After three hours of testimony last Wednesday, the City Council pushed along a compromise of sorts: zoning changes that would increase the maximum square footage of buildings in South Waterfront, but require more space between the tallest. Commissioner Randy Leonard, who introduced the revised zoning change, says it will allow the bigger buildings developers want while preserving views from public spaces on Terwilliger Boulevard. Potter, alone among the five council members, voted against the amended plan.

Potter won election in November on a promise to open City Hall to more community input. The 4-1 vote, however, raised the question of whether living up to his central campaign pledge-to listen-might leave Potter marginalized.

Potter wasn't available for comment. However, after Wednesday's vote, he and his staff spent considerable time trying, as one observer put it, "to come up with a more creative solution than just saying no."

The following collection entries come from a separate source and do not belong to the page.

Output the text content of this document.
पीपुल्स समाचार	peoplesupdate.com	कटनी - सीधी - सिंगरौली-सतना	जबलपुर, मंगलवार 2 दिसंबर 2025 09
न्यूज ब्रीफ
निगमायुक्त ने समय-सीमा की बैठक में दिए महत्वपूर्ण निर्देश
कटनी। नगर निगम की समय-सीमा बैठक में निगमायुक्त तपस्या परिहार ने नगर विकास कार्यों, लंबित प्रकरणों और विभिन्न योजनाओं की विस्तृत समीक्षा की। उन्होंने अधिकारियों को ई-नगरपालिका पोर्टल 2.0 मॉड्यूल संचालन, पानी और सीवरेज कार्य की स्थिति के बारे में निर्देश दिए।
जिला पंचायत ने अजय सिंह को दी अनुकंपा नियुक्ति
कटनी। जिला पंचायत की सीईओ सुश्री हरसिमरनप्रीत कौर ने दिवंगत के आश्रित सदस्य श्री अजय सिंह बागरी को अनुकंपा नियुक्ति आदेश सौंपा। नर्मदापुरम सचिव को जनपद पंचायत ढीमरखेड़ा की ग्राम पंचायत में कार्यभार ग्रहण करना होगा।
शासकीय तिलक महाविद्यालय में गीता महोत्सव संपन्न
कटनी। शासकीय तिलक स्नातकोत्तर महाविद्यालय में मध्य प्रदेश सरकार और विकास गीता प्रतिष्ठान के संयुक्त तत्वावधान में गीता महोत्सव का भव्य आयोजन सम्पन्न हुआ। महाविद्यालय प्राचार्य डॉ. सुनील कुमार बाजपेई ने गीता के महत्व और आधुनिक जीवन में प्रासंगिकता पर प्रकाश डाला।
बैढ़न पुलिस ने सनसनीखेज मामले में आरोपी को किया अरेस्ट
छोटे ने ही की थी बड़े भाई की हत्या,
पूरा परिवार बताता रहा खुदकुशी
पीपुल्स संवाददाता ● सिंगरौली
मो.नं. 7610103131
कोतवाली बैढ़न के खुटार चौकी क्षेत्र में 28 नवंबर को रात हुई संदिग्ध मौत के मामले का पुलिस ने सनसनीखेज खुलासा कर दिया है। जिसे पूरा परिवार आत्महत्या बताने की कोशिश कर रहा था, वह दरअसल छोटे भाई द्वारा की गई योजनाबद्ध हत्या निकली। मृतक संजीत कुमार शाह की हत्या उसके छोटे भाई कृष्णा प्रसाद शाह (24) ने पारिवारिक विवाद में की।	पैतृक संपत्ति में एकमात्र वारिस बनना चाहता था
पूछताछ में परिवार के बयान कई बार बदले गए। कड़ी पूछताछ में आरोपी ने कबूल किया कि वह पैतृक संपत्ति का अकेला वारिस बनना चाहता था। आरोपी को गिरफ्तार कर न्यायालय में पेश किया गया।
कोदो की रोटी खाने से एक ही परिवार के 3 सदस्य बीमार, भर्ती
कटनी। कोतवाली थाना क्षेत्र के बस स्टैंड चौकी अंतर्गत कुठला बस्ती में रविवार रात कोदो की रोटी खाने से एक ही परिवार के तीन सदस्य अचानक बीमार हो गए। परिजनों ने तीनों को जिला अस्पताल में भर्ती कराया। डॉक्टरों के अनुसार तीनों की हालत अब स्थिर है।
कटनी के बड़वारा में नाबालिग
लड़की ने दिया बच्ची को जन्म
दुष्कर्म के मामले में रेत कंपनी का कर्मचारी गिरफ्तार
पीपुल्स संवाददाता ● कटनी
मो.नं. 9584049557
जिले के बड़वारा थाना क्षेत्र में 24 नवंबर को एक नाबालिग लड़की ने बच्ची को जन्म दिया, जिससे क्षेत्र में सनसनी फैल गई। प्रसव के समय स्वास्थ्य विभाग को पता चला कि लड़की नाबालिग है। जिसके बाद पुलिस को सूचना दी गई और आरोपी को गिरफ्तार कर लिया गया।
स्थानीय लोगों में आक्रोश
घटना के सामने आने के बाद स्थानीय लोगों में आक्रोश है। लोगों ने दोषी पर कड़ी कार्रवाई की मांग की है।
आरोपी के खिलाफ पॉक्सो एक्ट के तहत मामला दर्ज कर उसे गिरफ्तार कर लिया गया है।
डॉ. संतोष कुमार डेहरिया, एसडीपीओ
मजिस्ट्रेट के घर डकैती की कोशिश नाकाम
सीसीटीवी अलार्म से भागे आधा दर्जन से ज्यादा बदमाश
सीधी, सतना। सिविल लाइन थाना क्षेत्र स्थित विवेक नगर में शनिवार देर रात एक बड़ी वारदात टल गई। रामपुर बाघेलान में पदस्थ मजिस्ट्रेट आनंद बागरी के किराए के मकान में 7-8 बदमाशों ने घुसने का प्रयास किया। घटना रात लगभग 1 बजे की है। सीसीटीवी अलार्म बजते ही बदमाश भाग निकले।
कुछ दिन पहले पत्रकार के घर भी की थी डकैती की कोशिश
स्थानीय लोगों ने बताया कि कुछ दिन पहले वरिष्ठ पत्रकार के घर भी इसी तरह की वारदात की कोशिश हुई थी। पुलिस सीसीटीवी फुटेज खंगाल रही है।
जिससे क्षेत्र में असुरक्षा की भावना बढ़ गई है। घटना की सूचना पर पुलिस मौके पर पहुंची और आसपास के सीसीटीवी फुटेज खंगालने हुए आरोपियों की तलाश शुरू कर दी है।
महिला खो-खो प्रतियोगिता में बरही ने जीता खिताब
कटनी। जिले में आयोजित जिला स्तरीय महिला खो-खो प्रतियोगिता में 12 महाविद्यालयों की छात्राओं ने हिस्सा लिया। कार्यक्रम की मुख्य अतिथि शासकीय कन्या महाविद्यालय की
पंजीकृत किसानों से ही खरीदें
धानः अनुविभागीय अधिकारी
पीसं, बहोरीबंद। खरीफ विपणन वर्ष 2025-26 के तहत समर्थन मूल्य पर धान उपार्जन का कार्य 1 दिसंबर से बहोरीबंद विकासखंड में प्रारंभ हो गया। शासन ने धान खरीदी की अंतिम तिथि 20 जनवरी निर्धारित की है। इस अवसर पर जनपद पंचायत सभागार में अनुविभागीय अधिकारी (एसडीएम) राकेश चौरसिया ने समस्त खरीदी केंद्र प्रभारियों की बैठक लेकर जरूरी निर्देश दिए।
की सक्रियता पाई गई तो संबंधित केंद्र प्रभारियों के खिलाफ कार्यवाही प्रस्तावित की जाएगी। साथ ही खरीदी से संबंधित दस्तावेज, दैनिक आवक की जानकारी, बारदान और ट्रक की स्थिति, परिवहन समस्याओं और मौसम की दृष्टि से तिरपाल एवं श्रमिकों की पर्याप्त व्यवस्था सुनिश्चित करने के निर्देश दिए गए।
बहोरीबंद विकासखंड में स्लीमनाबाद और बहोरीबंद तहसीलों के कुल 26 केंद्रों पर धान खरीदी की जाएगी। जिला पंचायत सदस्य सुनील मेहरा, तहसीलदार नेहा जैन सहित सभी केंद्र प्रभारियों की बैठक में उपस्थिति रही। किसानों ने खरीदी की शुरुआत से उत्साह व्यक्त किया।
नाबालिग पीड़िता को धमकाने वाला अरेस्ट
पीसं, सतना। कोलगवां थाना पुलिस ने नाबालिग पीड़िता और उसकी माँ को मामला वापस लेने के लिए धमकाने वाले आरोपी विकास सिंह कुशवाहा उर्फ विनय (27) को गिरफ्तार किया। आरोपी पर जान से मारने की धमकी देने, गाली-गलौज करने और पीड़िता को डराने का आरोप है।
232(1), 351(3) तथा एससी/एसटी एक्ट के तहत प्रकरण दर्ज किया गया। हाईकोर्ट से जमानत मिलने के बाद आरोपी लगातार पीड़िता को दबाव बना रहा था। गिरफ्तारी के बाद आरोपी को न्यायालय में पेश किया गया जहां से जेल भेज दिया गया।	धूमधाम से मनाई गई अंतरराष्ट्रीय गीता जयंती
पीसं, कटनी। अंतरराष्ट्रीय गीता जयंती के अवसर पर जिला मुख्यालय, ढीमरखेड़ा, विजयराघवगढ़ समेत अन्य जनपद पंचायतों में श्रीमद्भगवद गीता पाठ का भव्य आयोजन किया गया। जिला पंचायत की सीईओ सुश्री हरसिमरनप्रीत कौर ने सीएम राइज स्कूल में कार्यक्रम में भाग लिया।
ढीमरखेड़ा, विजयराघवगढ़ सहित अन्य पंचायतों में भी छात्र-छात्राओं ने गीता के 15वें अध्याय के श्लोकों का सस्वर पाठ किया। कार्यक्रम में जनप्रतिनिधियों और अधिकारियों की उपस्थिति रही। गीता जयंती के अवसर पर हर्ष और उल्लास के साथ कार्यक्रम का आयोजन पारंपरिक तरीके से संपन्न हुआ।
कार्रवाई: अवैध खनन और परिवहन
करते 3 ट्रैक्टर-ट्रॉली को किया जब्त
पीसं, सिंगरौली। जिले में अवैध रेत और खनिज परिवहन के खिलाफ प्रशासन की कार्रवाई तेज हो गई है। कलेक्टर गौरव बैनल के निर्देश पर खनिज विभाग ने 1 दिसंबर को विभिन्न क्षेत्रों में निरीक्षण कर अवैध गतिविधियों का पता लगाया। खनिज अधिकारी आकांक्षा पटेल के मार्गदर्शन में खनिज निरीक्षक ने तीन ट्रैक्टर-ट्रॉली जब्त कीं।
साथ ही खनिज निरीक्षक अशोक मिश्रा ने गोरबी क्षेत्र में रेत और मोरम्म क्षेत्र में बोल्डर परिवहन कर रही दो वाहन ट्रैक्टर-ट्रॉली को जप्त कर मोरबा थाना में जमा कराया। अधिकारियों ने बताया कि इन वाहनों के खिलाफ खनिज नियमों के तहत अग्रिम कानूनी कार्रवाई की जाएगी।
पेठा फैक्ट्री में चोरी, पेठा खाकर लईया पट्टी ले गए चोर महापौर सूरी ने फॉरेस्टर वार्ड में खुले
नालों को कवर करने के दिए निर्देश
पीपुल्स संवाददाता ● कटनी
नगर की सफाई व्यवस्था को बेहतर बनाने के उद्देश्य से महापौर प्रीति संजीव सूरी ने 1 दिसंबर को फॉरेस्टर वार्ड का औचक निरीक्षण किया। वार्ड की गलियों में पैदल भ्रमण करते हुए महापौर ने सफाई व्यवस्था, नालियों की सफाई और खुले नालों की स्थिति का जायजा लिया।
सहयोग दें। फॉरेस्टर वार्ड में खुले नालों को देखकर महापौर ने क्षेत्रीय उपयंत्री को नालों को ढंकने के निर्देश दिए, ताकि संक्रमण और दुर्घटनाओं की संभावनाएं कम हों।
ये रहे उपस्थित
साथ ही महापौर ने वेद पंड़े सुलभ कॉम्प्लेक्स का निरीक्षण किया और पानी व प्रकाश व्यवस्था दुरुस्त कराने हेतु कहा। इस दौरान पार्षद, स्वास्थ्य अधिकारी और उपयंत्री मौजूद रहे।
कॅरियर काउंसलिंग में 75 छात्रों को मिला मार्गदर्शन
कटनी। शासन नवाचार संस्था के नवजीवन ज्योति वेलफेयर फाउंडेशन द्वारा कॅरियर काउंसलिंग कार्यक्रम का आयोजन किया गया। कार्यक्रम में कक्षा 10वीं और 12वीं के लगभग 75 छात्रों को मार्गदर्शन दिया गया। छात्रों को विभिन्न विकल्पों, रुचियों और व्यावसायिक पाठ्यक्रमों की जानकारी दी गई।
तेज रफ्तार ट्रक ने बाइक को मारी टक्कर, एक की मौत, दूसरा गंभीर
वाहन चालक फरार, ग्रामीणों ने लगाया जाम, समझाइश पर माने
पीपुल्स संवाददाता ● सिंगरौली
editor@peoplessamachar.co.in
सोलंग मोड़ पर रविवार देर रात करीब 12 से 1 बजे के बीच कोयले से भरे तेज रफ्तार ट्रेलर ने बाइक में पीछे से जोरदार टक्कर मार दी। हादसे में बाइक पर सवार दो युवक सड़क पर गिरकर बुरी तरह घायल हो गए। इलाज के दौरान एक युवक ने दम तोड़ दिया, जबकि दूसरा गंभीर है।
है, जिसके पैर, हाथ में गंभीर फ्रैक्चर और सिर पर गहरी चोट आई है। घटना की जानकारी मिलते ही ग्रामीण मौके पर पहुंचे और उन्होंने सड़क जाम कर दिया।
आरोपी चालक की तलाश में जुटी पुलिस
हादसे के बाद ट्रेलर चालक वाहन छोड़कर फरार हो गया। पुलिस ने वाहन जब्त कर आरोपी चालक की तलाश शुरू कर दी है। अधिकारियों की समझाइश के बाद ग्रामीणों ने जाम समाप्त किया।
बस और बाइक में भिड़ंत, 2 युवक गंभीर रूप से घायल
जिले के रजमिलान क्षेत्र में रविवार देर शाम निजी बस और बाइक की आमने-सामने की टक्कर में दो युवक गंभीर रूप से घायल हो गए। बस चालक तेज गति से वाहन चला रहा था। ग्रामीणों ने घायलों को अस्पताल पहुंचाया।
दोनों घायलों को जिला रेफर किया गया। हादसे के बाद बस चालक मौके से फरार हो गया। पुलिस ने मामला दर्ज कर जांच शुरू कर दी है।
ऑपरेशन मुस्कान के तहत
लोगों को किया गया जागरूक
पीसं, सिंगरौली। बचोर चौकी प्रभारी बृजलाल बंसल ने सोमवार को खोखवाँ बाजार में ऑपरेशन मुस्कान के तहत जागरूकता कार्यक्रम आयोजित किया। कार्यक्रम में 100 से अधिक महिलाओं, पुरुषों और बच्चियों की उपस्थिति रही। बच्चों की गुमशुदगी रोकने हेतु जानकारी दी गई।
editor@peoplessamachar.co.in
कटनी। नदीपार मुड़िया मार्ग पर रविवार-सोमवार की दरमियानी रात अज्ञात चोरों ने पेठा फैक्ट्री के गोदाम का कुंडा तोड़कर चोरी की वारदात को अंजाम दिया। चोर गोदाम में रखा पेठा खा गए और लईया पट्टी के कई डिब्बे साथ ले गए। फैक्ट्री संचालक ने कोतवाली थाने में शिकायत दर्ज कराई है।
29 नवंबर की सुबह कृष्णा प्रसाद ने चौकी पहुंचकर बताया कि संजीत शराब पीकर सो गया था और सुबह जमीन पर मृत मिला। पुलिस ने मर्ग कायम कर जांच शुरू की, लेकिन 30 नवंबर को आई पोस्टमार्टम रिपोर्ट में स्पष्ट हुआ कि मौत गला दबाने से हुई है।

If he succeeds-and leaves both aggrieved neighbors and the developers building the city's most important urban renewal project feeling OK-it will say a lot about the prospects of a mayor who vowed to open up City Hall.

To critics, South Waterfront epitomizes a high-handed approach to development. "It's been clear for a couple of years that the council isn't too interested in public input," says Amanda Fritz, a former member of the city's Planning Commission. "There's been a lot of process, so people have had a chance to speak. When [city commissioners] vote, though, it doesn't seem to matter."

Last weekend, Potter held meetings with both South Waterfront's angry neighbors and developers. The meeting with homeowners produced a laundry list of potential adjustments to the district's plan and process, as well as a push to delay final approval of the amended zoning changes. (At press time, a final vote on was scheduled for Wednesday's council meeting.) Potter also arranged for SoWa's critics and builders to meet on Monday night.

Activists, who felt shunted aside two years ago when the template for the district was first approved, hailed Potter's outreach.

"He was very supportive about the animosity the process has created," says Anton Vetterlein, a veteran of battles over South Waterfront and the controversial aerial tram that's part of the project. "He was clear that some things can't be changed, but that's not how we're going to do things in the future."

On the campaign trail, Potter's vague promise to listen was criticized by his opponent and the press, but embraced by voters. The South Waterfront controversy gives the landslide winner his first real chance to show what he was talking about last fall.

Even if the council approves Commissioner Leonard's proposed version of the zoning changes, important aspects of district's future remain up in the air. Individual projects will face design review and other regulatory hurdles in city bureaus-all of which Potter, for now, controls.